MALDI mass spectra of positively charged ions were recorded on a 4700 Proteomics Analyzer (Applied Biosystems Inc.) in reflector mode. For the MPep chip, 400 (10 × 40) shots were taken in MS mode, and 800 (20 × 40) shots were taken in MSMS mode. Spectra from stainless steel targets were acquired from 1,000 (8 × 125) shots in MS mode, and 2,000 (16 × 125) shots in MSMS mode.

Spectra from spots of the MPep chip typically had intensities that were an order of magnitude higher in both MS and MSMS mode compared to the corresponding spots of the steel target.
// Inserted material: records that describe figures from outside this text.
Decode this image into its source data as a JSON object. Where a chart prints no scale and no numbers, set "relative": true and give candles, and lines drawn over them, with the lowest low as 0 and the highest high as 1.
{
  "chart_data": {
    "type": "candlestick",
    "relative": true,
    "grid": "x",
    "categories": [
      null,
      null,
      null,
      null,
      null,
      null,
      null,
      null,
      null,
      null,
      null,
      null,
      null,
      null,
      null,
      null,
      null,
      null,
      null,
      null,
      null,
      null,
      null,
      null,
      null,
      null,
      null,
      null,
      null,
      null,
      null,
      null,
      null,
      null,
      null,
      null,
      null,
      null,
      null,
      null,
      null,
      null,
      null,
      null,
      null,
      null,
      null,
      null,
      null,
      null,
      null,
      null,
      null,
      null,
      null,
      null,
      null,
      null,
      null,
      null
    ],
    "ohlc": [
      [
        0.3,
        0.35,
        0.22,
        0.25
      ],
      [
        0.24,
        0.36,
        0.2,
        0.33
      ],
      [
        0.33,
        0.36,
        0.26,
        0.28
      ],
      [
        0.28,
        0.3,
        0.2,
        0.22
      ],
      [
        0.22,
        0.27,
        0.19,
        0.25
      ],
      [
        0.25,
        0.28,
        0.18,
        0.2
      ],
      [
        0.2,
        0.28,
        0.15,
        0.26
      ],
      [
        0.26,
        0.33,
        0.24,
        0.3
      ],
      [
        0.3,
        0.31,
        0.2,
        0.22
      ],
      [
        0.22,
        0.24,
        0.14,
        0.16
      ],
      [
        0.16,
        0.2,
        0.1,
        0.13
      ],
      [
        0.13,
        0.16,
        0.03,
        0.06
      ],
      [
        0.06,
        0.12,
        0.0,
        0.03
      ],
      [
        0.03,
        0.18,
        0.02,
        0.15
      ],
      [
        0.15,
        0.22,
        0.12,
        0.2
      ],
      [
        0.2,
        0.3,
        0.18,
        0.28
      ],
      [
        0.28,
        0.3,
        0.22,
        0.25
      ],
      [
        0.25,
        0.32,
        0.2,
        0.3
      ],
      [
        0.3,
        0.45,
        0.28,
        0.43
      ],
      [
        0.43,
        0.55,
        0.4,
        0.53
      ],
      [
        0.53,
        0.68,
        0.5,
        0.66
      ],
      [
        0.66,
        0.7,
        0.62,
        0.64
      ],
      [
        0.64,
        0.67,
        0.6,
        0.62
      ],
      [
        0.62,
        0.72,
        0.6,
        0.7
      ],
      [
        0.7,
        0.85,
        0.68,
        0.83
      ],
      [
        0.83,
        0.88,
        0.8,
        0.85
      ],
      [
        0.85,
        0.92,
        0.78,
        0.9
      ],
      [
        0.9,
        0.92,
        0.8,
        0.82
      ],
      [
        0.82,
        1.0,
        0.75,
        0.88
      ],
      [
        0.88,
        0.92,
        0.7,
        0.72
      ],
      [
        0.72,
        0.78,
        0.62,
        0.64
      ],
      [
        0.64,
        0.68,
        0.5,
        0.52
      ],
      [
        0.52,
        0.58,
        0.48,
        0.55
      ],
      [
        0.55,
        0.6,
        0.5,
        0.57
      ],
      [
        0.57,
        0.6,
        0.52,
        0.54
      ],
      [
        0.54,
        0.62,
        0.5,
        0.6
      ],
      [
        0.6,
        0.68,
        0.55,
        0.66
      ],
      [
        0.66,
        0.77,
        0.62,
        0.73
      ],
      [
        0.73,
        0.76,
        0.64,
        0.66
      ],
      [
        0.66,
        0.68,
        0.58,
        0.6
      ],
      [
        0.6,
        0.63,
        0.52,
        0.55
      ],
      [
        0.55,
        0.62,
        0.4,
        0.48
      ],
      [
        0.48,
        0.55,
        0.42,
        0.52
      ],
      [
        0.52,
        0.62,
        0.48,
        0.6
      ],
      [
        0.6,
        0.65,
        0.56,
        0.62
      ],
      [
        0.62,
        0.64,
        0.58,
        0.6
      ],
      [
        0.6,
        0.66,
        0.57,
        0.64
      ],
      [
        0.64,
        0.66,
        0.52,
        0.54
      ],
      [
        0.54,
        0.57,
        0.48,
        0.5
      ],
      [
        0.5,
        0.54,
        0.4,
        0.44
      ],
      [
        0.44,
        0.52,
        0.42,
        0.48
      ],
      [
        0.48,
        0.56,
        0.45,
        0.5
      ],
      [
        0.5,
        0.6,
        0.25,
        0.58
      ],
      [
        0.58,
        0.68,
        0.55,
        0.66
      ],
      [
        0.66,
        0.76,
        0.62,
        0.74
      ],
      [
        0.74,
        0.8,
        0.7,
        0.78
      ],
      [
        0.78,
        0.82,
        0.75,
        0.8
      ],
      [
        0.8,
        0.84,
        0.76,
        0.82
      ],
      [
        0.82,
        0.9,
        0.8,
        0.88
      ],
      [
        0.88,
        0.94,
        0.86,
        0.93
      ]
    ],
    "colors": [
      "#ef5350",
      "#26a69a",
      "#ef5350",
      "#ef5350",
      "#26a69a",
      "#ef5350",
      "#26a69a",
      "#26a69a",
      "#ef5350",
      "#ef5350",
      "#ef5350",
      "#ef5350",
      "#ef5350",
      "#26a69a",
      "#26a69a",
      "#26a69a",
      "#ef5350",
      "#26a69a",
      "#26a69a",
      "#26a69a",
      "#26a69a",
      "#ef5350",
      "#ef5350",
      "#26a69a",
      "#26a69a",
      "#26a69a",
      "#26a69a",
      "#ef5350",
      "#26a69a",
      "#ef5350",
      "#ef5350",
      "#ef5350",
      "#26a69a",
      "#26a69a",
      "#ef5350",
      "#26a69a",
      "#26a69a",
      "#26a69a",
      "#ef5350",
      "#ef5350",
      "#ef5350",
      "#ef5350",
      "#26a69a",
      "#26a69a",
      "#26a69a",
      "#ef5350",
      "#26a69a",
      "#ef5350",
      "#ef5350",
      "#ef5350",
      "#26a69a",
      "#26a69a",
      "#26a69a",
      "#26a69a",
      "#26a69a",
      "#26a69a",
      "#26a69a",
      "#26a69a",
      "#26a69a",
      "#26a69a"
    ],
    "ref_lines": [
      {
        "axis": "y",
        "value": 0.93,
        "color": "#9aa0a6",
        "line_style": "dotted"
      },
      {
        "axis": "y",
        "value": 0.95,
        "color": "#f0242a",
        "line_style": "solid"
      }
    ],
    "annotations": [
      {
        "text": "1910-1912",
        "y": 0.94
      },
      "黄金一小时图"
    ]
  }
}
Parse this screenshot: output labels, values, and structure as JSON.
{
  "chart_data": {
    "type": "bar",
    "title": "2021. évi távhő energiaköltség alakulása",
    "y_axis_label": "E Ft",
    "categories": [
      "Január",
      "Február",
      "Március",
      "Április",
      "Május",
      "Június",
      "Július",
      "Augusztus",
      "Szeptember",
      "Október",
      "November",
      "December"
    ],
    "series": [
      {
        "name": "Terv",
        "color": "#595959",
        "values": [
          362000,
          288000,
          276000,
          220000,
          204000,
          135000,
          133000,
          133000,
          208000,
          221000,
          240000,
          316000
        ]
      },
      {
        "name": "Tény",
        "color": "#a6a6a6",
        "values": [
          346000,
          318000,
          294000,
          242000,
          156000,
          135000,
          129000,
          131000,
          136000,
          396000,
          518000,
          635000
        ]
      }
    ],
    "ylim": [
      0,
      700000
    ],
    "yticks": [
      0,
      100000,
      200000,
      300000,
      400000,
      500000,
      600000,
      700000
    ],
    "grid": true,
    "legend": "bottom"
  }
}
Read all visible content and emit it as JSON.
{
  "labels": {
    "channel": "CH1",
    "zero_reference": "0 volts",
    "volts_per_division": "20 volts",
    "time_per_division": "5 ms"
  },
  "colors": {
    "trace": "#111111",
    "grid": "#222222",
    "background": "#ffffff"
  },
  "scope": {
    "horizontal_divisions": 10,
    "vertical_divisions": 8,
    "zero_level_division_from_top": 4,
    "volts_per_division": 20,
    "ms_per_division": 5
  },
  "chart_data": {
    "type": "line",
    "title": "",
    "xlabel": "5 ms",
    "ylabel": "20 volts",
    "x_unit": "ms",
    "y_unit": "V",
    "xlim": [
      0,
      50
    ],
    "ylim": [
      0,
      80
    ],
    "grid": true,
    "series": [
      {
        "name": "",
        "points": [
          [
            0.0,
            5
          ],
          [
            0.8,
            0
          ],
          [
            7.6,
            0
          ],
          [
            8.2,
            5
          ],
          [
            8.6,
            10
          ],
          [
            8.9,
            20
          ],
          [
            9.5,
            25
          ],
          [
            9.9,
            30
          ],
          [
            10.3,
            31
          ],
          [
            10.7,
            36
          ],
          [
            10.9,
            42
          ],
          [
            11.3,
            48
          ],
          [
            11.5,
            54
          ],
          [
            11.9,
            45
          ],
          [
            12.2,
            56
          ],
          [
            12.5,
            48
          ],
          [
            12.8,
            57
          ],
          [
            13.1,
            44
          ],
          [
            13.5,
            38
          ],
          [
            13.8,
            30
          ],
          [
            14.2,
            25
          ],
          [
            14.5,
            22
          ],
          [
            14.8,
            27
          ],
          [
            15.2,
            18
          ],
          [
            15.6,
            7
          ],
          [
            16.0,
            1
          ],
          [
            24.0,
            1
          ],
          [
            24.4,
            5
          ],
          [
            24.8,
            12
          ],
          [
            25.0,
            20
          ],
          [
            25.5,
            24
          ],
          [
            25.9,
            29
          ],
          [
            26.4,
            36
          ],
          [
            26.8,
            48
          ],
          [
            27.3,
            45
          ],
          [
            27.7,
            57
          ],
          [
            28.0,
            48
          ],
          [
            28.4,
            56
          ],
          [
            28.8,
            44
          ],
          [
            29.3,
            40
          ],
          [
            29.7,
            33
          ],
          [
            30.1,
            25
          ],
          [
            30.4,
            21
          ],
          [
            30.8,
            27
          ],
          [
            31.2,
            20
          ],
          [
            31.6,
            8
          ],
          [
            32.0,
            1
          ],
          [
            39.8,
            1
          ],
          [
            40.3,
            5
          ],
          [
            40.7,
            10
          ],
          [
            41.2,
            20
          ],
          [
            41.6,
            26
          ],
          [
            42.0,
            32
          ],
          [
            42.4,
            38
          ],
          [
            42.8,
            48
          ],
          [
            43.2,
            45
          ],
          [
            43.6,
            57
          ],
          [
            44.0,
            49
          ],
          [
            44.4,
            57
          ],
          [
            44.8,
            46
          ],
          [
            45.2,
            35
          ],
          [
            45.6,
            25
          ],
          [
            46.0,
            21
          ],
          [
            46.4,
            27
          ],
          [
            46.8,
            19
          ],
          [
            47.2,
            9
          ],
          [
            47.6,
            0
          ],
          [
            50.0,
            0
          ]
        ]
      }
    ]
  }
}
This is in spite of the fact that spectra from the steel target represent a fourfold greater quantity of peptides, and were acquired with 2.5-fold more laser shots. The amounts of peptides differ accordingly: for the MPep chip, 39 peptides matched in a Mascot database search (56% sequence coverage), whereas only 26 peptides were found for the steel target (45% sequence coverage). The most important difference, however, may be the larger number of spots on the MPep chip, which yield better resolution of peptide separation. In an earlier application of a tryptic digest of lysozyme¹, we had demonstrated the detection of a low-abundance peptide after fractionation on a large number of spots.

Conclusions

High sensitivity analysis of peptides by MALDI-TOF MS can be obtained using spot arrays of CHCA on ultraphobic surfaces. Predeposited matrix spots manufactured via vacuum sublimation of CHCA with lithographic masks allow the control of the shape, size and location of each spot on the chip. MPep chips are ready-made, easy to use, and provide superior reproducibility within individual spots and between spots owing to the homogeneous structure of the matrix. The single-use, disposable targets reduce cross-contamination, and allow archiving and revisiting of samples. With an optimized protocol for MALDI-TOF sample preparation, sensitivities down to the low attomolar range can be reproducibly obtained. This technology is ideally suited for offline LC-MALDI-TOF MS.